The film is realistically shot in English and part German as the mountainous parts of Switzerland is mainly German. The film was filmed largely at The Babelsberg Film Studio, located in Potsdam-Babelsberg outside Berlin, Germany, the oldest large-scale film studio in the world. (METROPOLIS was shot there.) The film is a handsome production, with special effects and stunning shots by cinematography Bojan Bazelli.
Relative newcomer Dane DeHaan makes a believable naive young executive falling prey to a dark evil that challenges his sanity. Equally good, if not better, is young Mia Goth who plays a waif who is as innocently creepy as Sissy Spacek in CARRIE. There is a nice cameo by English actress Celia Imrie (THE BEST EXOTIC MARIGOLD HOTEL) who plays a small but important role as a Baroness.
The film is a tad too long at 146 minutes with many repetitive scenes. How many times has Lockhart been warned by Volmer for roaming around and getting lost in the facility? How many times must Lockhart see the toilet handle shaking.

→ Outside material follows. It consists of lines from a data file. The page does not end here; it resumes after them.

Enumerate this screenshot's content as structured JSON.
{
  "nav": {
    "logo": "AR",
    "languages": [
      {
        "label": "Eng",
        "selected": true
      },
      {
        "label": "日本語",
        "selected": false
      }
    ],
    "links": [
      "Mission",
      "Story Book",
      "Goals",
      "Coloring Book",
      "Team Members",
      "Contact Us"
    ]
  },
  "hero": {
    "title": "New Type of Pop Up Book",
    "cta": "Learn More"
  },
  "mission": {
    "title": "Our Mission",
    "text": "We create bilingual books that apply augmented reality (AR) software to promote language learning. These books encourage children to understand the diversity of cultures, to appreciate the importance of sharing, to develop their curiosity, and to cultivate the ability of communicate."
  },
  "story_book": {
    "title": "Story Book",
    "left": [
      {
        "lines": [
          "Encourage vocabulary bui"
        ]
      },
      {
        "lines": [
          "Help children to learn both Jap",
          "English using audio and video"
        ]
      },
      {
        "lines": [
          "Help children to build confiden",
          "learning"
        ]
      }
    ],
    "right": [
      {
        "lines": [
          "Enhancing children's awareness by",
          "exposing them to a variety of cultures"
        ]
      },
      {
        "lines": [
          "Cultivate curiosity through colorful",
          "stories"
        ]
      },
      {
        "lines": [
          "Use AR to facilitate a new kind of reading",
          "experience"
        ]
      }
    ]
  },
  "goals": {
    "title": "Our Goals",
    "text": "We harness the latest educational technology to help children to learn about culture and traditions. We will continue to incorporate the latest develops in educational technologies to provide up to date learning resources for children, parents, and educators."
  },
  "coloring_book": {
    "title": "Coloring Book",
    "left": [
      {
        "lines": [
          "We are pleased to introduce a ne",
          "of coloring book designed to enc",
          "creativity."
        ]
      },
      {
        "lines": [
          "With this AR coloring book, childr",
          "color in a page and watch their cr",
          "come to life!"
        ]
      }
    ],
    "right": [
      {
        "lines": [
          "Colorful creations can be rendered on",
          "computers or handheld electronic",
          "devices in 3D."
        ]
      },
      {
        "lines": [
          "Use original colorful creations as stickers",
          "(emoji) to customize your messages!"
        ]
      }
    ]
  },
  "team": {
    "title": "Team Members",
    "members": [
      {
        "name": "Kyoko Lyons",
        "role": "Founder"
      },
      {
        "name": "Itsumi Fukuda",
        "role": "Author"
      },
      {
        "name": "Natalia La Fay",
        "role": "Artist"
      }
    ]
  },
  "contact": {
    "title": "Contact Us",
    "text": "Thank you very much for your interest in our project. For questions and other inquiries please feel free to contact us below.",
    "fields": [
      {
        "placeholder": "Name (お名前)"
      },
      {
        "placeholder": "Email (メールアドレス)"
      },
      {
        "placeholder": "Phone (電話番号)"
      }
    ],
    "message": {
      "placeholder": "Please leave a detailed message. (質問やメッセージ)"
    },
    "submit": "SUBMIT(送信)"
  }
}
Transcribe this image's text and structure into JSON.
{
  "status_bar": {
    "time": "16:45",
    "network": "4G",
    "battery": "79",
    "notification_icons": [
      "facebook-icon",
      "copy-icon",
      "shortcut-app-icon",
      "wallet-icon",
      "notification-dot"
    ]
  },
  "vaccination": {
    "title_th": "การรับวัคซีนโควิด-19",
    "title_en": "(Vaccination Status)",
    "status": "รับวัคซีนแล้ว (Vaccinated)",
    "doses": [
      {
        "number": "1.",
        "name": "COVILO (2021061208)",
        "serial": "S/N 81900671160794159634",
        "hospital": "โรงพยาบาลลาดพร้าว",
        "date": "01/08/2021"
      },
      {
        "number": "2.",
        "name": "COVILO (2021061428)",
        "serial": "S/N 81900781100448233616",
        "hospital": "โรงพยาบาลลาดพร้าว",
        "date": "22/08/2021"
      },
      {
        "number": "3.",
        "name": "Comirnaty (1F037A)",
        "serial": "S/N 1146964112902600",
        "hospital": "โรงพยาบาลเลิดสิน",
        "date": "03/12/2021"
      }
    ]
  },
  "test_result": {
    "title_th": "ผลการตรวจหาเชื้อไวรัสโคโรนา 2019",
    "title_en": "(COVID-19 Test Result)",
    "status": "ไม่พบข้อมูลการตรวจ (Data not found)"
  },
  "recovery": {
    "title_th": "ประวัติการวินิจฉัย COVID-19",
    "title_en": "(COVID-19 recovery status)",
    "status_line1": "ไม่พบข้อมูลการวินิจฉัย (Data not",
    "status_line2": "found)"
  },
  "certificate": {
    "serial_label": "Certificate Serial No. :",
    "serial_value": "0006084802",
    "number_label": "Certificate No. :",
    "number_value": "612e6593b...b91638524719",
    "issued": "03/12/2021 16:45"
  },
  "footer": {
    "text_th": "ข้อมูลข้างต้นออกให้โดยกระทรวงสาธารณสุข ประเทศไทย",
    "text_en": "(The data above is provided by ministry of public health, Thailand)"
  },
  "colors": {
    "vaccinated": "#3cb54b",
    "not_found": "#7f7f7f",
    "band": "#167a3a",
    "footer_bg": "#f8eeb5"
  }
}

And how many times must Lockhart wake up from a nightmare in cold sweat for the purpose of director verbinski scaring the audience with a false alarm?
To be fair to Verbinski, he has staged some very creepy scenes, the one in the village pub being one of he creepiest I have seen in a while , In this scene, Hannah puts on a song from the jukebox, that turns out to be the creepiest, haunting music I have ever heard. She dances in her skimpy dress with the heads of onlookers turning around to watch this strange creature dancing, only to have her felt up by the local village thug who yields a curved blade when later rescued by Lockhart. Lockhart is at the telephone making a long distance call at the point Hannah is being molested, the timing adding to the suspense, in the film’s best scene.
The film has not had that much publicity so far, but it comes with my high recommendation as a taut suspenseful thriller with super eerie European atmosphere. Creepy and scary, the film will keep one absorbed in suspense from start to end. The film also delivers, subtly, the message that wellness comes from oneself, through self-discovery.